Yeah, worth doing, I was using in smaller dataset but this one never finished so couldn't see that. I have been using dask diagnostics dashboard so far,
Also for you 2nd option (no chunking along axis=1), you could also try to run it with just a single process (either using local scheduler or tune "distributed" one), to make sure that all threads can use the same memory, and for example not "duplicate" objects by "sharing" chunks etc (which could explain the extra memory usage
Sure, I can give this a go.
@tomwhite
We know rechunking in Dask can cause unpredictable memory usage, so I would strongly suggest that you use rechunker to rechunk the data on disk, then run the distance computations separately. Otherwise it's not clear if the memory issues are coming from rechunking, or pairwise distance, (or both!).
The notebook here shows how to user rechunker on Zarr groups: https://nbviewer.jupyter.org/github/tomwhite/shiny-train/blob/sgkit/notebooks/gwss/sgkit_import.ipynb (near the bottom).
Thanks for the pointer, I'll try this in a bit.
As a general strategy I think it would be useful to progressively halve the large dimension (the one that is ~20 million) until you get a computation that succeeds, then from that known good point you can try different worker settings etc, to get a better idea of how the computation scales.
True, the smallest data I had success with was roughly 20% (x[:200]
) of the above last week. I will try the approach on multiples of the same.
We know rechunking in Dask can cause unpredictable memory usage, so I would strongly suggest that you use rechunker to rechunk the data on disk, then run the distance computations separately. Otherwise it's not clear if the memory issues are coming from rechunking, or pairwise distance, (or both!).
Also, another thing to note, which I forgot to mention. I recall the chunksize you see in the code above was taken to address the problem of rechunking as well, since its (524288, 183, -1)
, which is a multiple of current chunk and also that didn't gave me the performance warning (PerformanceWarning: Increasing number of chunks by factor of x
) I mentioned above, but had the memory issues as mentioned in the first comment.
With chunksize which doesn't chunks on axis=1, I always get that warning (irrespective of the chunking on disk, I just tried chunking on disk and it gave the warning: PerformanceWarning: Increasing number of chunks by factor of 571 x_distance = da.blockwise(
while starting the pairwise calculation although the distance calculation hasn't started yet, it takes a while to kick off for these kind of chunk size (where no chunking is done on axis=1).
I'll try on single process soon.
Possible useful data point to demonstrate performance: I microbenchmarked the hash_array
function used for Garud H statistics, and it was 5x faster than the Python version.

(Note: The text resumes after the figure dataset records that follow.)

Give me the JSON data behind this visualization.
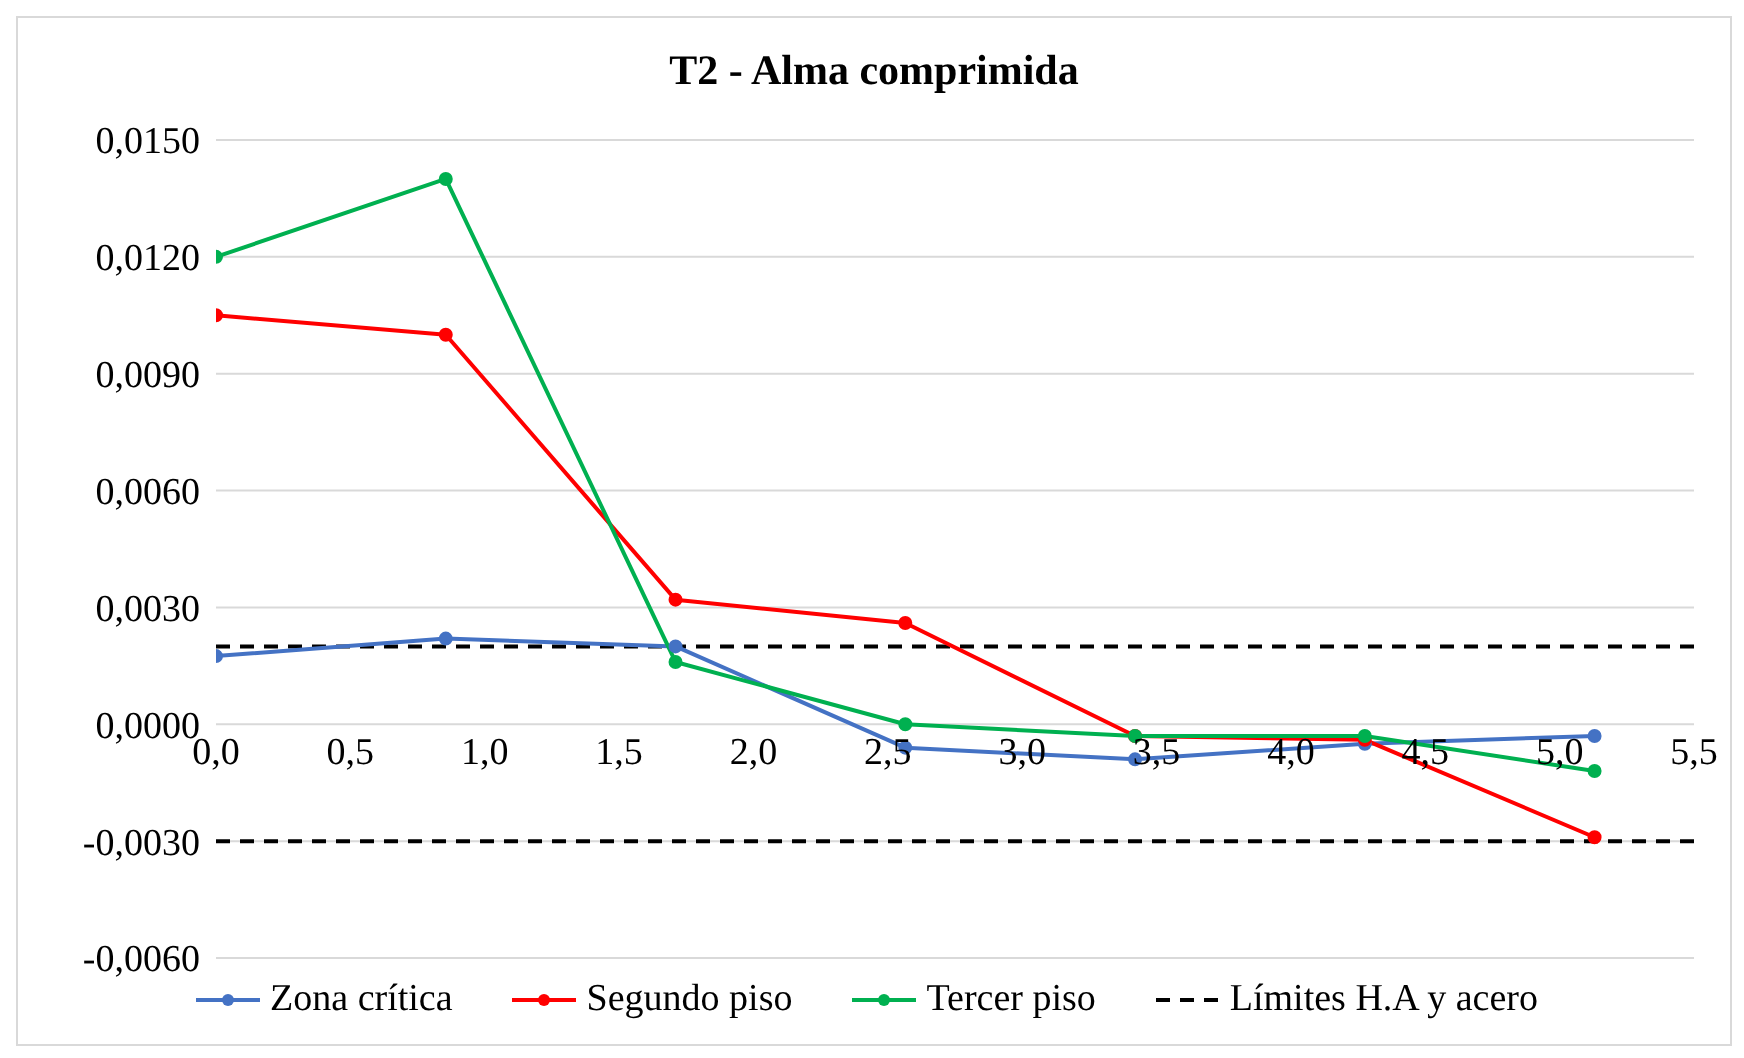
{
  "chart_data": {
    "type": "line",
    "title": "T2 - Alma comprimida",
    "x": [
      0,
      0.855,
      1.71,
      2.565,
      3.42,
      4.275,
      5.13
    ],
    "series": [
      {
        "name": "Zona crítica",
        "color": "#4472c4",
        "values": [
          0.00175,
          0.0022,
          0.002,
          -0.0006,
          -0.0009,
          -0.0005,
          -0.0003
        ]
      },
      {
        "name": "Segundo piso",
        "color": "#ff0000",
        "values": [
          0.0105,
          0.01,
          0.0032,
          0.0026,
          -0.0003,
          -0.0004,
          -0.0029
        ]
      },
      {
        "name": "Tercer piso",
        "color": "#00b050",
        "values": [
          0.012,
          0.014,
          0.0016,
          0.0,
          -0.0003,
          -0.0003,
          -0.0012
        ]
      }
    ],
    "ref_lines": [
      {
        "axis": "y",
        "value": 0.002,
        "label": "Límites H.A y acero",
        "color": "#000000",
        "line_style": "dashed"
      },
      {
        "axis": "y",
        "value": -0.003,
        "label": null,
        "color": "#000000",
        "line_style": "dashed"
      }
    ],
    "xlim": [
      0,
      5.5
    ],
    "xticks": [
      {
        "value": 0,
        "label": "0,0"
      },
      {
        "value": 0.5,
        "label": "0,5"
      },
      {
        "value": 1,
        "label": "1,0"
      },
      {
        "value": 1.5,
        "label": "1,5"
      },
      {
        "value": 2,
        "label": "2,0"
      },
      {
        "value": 2.5,
        "label": "2,5"
      },
      {
        "value": 3,
        "label": "3,0"
      },
      {
        "value": 3.5,
        "label": "3,5"
      },
      {
        "value": 4,
        "label": "4,0"
      },
      {
        "value": 4.5,
        "label": "4,5"
      },
      {
        "value": 5,
        "label": "5,0"
      },
      {
        "value": 5.5,
        "label": "5,5"
      }
    ],
    "ylim": [
      -0.006,
      0.015
    ],
    "yticks": [
      {
        "value": -0.006,
        "label": "-0,0060"
      },
      {
        "value": -0.003,
        "label": "-0,0030"
      },
      {
        "value": 0,
        "label": "0,0000"
      },
      {
        "value": 0.003,
        "label": "0,0030"
      },
      {
        "value": 0.006,
        "label": "0,0060"
      },
      {
        "value": 0.009,
        "label": "0,0090"
      },
      {
        "value": 0.012,
        "label": "0,0120"
      },
      {
        "value": 0.015,
        "label": "0,0150"
      }
    ],
    "grid": "y",
    "legend": "bottom",
    "marker": "circle",
    "line_style": "solid"
  }
}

Closing this as it's quite old now
It would be very useful to have some simple demonstrations that using sgkit and the underlying stack we can run some computations over large input datasets, showing we are making real steps towards the goal of interactive analysis of biobank-scale datasets, given a sufficiently powerful HPC/cloud/GPU cluster.

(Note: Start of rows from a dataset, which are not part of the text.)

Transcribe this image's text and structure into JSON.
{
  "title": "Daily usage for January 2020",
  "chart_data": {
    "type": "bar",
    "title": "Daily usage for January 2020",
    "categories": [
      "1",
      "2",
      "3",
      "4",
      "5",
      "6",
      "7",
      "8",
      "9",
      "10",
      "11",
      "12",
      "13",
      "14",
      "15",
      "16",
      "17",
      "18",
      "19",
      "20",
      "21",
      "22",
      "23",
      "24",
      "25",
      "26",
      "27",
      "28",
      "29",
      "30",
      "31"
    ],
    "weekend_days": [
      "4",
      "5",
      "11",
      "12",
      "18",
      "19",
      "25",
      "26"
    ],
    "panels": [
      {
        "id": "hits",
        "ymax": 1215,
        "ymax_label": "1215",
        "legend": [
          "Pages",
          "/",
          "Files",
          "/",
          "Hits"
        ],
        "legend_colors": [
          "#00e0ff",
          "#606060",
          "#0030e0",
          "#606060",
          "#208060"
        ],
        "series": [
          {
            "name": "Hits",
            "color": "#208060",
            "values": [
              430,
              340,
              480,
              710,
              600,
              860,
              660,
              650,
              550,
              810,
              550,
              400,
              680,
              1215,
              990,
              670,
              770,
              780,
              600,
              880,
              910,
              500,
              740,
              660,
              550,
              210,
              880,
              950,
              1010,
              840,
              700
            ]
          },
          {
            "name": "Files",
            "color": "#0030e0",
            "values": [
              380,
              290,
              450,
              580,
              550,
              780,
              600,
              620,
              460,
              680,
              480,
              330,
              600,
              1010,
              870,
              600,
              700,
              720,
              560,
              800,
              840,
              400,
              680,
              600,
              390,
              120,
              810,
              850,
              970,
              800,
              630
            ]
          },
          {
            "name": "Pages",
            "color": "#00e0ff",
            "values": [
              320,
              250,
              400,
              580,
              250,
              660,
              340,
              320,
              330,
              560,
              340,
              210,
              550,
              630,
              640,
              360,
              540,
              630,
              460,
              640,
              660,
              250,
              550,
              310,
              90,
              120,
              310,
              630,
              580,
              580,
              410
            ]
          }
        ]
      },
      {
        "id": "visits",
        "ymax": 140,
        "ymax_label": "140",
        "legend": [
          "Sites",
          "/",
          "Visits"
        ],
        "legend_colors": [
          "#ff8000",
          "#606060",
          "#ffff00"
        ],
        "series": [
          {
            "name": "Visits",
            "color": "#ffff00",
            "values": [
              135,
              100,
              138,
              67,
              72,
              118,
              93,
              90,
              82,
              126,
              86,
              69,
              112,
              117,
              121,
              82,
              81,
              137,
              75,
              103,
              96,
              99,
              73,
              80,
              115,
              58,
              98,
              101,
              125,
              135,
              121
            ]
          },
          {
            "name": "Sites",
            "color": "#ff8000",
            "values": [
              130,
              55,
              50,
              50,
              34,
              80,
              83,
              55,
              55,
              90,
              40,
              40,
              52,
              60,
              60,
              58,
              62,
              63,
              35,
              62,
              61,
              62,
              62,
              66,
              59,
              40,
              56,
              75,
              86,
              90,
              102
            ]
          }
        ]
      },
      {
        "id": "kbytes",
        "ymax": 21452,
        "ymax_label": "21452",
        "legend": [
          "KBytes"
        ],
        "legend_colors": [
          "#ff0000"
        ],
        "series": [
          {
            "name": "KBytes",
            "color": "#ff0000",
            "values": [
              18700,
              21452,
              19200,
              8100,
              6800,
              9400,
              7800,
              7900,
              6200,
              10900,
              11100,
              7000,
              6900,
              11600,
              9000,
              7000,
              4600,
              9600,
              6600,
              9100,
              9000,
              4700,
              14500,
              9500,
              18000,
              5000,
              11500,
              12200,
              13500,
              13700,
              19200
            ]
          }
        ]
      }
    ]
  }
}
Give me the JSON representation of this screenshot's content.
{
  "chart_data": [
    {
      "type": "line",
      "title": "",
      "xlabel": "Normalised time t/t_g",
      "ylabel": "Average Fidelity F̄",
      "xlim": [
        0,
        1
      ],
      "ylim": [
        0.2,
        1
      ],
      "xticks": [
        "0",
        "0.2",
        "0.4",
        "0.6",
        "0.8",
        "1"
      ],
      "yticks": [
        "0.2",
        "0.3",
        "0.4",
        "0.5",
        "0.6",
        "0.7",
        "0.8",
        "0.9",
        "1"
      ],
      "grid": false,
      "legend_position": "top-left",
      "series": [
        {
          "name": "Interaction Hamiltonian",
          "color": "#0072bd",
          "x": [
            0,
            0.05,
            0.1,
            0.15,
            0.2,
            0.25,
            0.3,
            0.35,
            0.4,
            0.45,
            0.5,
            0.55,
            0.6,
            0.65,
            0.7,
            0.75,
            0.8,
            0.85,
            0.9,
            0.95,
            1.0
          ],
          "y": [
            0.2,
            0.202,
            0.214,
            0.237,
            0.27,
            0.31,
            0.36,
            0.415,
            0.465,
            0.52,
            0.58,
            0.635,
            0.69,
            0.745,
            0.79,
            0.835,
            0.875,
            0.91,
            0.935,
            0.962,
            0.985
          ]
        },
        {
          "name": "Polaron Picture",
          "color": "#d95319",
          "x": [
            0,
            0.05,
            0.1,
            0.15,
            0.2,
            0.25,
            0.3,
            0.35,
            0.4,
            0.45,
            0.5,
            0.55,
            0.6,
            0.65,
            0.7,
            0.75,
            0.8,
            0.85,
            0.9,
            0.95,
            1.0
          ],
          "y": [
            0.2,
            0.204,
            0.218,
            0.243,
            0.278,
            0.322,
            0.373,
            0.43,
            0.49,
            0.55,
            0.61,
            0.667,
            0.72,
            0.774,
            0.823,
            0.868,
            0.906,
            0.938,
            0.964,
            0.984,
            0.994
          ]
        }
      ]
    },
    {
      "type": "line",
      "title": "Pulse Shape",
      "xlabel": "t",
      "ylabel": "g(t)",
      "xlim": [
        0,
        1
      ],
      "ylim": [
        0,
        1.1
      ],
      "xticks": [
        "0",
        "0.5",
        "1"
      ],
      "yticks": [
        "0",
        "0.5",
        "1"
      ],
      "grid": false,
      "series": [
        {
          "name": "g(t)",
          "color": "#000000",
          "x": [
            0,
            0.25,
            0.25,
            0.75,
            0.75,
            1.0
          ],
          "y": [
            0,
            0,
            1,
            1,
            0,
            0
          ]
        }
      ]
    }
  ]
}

The main purpose of this is to be able to give some highlights in a short report on what has been achieved from the sgkit development work to date.

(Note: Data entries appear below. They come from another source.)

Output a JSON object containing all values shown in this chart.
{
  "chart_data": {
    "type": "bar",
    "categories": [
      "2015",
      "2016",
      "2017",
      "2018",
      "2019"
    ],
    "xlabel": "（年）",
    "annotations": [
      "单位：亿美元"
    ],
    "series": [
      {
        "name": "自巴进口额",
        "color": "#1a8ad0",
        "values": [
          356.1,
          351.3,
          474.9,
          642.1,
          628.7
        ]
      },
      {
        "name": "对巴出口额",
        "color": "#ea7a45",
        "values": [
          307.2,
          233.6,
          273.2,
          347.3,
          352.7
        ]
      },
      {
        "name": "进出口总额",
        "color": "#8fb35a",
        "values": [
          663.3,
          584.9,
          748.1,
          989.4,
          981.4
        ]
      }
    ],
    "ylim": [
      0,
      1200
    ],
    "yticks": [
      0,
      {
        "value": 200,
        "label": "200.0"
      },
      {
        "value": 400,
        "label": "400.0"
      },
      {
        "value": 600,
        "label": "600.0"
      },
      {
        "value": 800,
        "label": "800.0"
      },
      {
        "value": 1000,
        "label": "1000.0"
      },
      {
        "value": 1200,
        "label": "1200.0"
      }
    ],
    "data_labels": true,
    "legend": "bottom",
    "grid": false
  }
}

By "demonstration" I mean just a simple benchmark result.
E.g., being able to say that we can run a PCA on UK biobank-sized data using a N node cluster in Google Cloud and compute the result in M minutes.
E.g., being able to say we can run a pairwise distance computation on the MalariaGEN Ag1000G phase 2 data and compute the result in M minutes on a N node CPU cluster in Google Cloud. Even better would be being able to say we can also run the same computation in M' minutes on a N' node GPU cluster.
I.e., I just need a couple of data points here showing proof of concept, I don't need any detailed performance or scalability benchmarking.
Raising this issue to share suggestions for computations/datasets to use, and post back any results.